Едва заговорила принцесса, как незнакомец быстро повернулся к ней и стал смотреть ей прямо в глаза. При этом весь вид его изменился. Исчезло выражение задумчивой мечтательности, исчезла нежность в глазах, странная блуждающая улыбка появилась на губах, горькая ирония появилась на лице. Принцесса остановилась в середине речи, как бы пораженная электрическим ударом, и, вся покраснев, стояла, опустив глаза.
Казалось, незнакомец хотел что-то сказать, но в эту минуту заговорила Юлия.
– Ну не глупа ли я, – сказала она, – что пугаюсь и плачу, как малое дитя, наказанное за лакомство? Я действительно лакомилась: я наслаждалась чудными звуками вашей гитары. Во всем виноваты гитара и наше любопытство. Мы подслушали, как вы мило разговаривали с вашей гитарой, и видели, как потом, рассердившись, вы бросили бедняжку в кусты; она испустила громкий, жалобный вздох. Это поразило меня в самое сердце; я пошла в кусты и отыскала гитару. А потом… вы сами знаете, каковы девушки… я начала что-то бренчать на гитаре, и, раз уж она попалась мне в руки, я не могла с ней расстаться. Пожалуйста, извините меня и возьмите ваш инструмент.

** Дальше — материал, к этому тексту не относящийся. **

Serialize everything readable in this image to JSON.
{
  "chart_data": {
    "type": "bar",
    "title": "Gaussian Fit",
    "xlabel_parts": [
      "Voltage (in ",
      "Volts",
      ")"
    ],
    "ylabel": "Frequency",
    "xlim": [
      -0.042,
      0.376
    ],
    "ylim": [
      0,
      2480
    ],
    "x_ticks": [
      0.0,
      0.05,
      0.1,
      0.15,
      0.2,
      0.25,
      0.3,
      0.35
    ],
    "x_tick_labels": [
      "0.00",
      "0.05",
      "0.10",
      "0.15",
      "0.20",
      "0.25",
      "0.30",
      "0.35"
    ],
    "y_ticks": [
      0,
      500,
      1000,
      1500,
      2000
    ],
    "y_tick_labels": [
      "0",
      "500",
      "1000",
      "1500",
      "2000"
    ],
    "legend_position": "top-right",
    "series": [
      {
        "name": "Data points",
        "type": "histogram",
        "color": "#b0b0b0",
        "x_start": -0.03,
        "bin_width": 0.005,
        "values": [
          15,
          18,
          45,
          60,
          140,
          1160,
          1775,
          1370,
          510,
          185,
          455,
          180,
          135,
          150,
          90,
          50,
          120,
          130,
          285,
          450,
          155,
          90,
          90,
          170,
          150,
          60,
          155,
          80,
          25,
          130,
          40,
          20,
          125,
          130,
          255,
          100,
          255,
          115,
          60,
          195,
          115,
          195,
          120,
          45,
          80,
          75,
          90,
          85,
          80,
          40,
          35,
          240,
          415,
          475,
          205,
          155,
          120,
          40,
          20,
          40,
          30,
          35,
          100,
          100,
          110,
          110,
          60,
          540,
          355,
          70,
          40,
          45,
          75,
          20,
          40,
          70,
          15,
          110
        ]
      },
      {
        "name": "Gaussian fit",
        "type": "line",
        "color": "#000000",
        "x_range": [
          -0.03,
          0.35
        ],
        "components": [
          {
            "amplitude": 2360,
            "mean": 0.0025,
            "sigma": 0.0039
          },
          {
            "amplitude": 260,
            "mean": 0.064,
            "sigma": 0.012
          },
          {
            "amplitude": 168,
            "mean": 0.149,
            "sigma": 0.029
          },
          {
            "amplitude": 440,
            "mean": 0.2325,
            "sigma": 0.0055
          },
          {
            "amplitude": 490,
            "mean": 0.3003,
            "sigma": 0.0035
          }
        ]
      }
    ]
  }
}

И Юлия протянула незнакомцу гитару.
– Это очень редкий и звучный инструмент, – сказал незнакомец, – он принадлежит доброму старому времени, но в моих неловких руках… на что похожи эти руки!.. Куда они годятся?.. Удивительный дух гармонии, заключенный в этой странной вещице, живет также и в моей груди, но только он связан и неспособен сделать ни одного свободного движения. Из вашей же души он летит к небесам в тысяче переливающихся красок, как блестящая, пестрая бабочка! Когда вы пели, вся мука тоскующей любви, весь восторг сладостных грез, надежд и желаний – все это носилось по лесу и спускалось живительной росой в благоуханные венчики цветов и в грудь внимающих соловьев! Сохраните инструмент у себя. Вы одни повелеваете чарами, которые в нем заключены.
– Но ведь вы в гневе бросили инструмент, – сказала Юлия, сильно краснея.
– Это правда, – ответил незнакомец, порывисто схватывая гитару и прижимая ее к груди, – я бросил его, а теперь беру назад, как святыню, и никогда больше с ним не расстанусь.
Но тут лицо незнакомца снова приняло вид комической маски, и он сказал холодным тоном:
– Случай или, вернее, мой злой гений сыграл со мной очень плохую шутку: я должен был явиться перед вами, многоуважаемые дамы, совершенно ex abrupto[16], как говорили римляне и другие почтенные господа. О боже мой! Ваша светлость, рискните осмотреть меня с головы до ног. Быть может, вы заметите по моему костюму, что я собрался делать визиты. Я хотел побывать в Зигхартсвейлере и оставить этому доброму городу если не мою особу, то хоть мою визитную карточку. Не думаете ли вы, принцесса, что у меня мало связей? Но разве гофмаршал вашего папаши не был моим истинным другом? Я уверен, что если бы он меня увидел здесь, он прижал бы меня к своей атласной груди и сказал бы в волнении, предлагая мне табакерку: «Мы здесь одни, мой милый, и я могу дать волю моему сердцу». И я получил бы аудиенцию у светлейшего князя Иринея и был бы представлен также и вам, о принцесса, и заслужил бы ваше расположение, – бьюсь об заклад и ставлю мою лучшую коллекцию септ-аккордов против одной пощечины. Но здесь, в саду, в самом неприличном месте, между утиным прудом и лягушечьим болотом, я должен представляться сам, к моему великому горю. Боже мой! Если бы я умел колдовать хоть настолько, чтобы subito[17] превратить эту благородную зубочистку (он вынул зубочистку из жилетного кармана) в самого блестящего камергера княжеского двора, он взял бы меня под свое покровительство и сказал бы: «Ваша светлость, вот такой-то и такой-то»… Но теперь… che far, che dir![18] Простите, простите, о принцесса! О благородные дамы и господа!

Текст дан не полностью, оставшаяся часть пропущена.